Carros elétricos costumam ser vistos como um peso extra no orçamento doméstico por causa da conta de luz. Pesquisadores da Universidade de Michigan e da Ford propõem outro ângulo: com o carregamento bidirecional veículo‑para‑casa (V2H), a bateria do carro pode funcionar como armazenamento de energia para a residência. A ideia vira o enredo tradicional e faz o veículo parecer parte da casa, não apenas mais um custo.
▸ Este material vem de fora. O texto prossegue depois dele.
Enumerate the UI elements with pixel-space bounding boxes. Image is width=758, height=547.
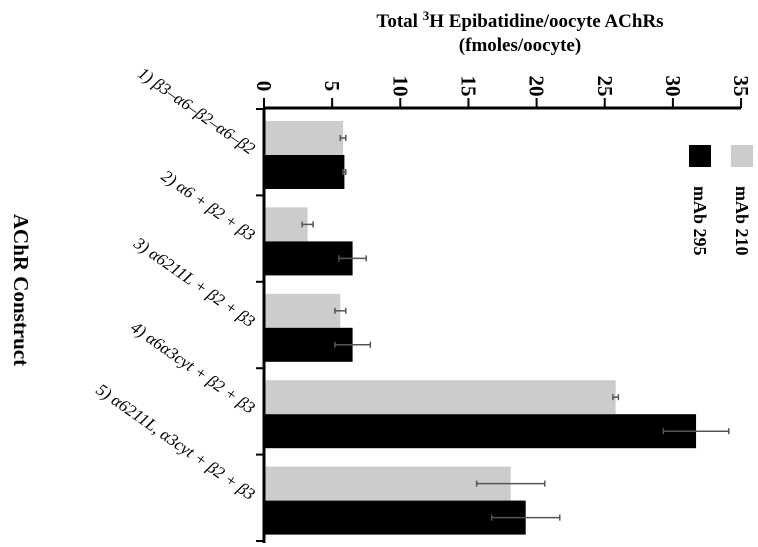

A lógica é direta: comprar eletricidade quando ela está mais barata e com uma matriz mais limpa — por exemplo, nos picos de geração solar durante o dia —, guardar essa energia na bateria e usá‑la à noite, quando as tarifas e a demanda da rede sobem.
De acordo com os cálculos do estudo, o V2H pode reduzir os custos de recarga de um elétrico ao longo da vida entre 40% e 90%, o que se traduz em uma economia aproximada de €2.400–€5.600.
Ao mesmo tempo, essa abordagem tende a reduzir a pegada de carbono da casa ao substituir a eletricidade de horas de pico — geralmente mais emissiva — e aproveitar melhor a geração renovável. Os pesquisadores destacam que o efeito varia muito conforme a região, os preços, a composição da geração e o clima; por isso, dividiram os Estados Unidos em centenas de zonas com base nas características da rede e do tempo. Em outras palavras, não há receita única, mas o princípio é sólido.
A mensagem final é prática: recarregar não precisa ser apenas despesa se o elétrico fizer parte do sistema energético doméstico. O V2H ainda não é padrão de mercado — a tecnologia e as normas seguem em evolução — e os proprietários precisarão de tempo para perceber todo o ganho. Vista por esse prisma, a função do carro vai além do transporte e começa a trabalhar a favor da casa; se a indústria acertar na simplicidade de uso, essa promessa tende a ficar ainda mais convincente.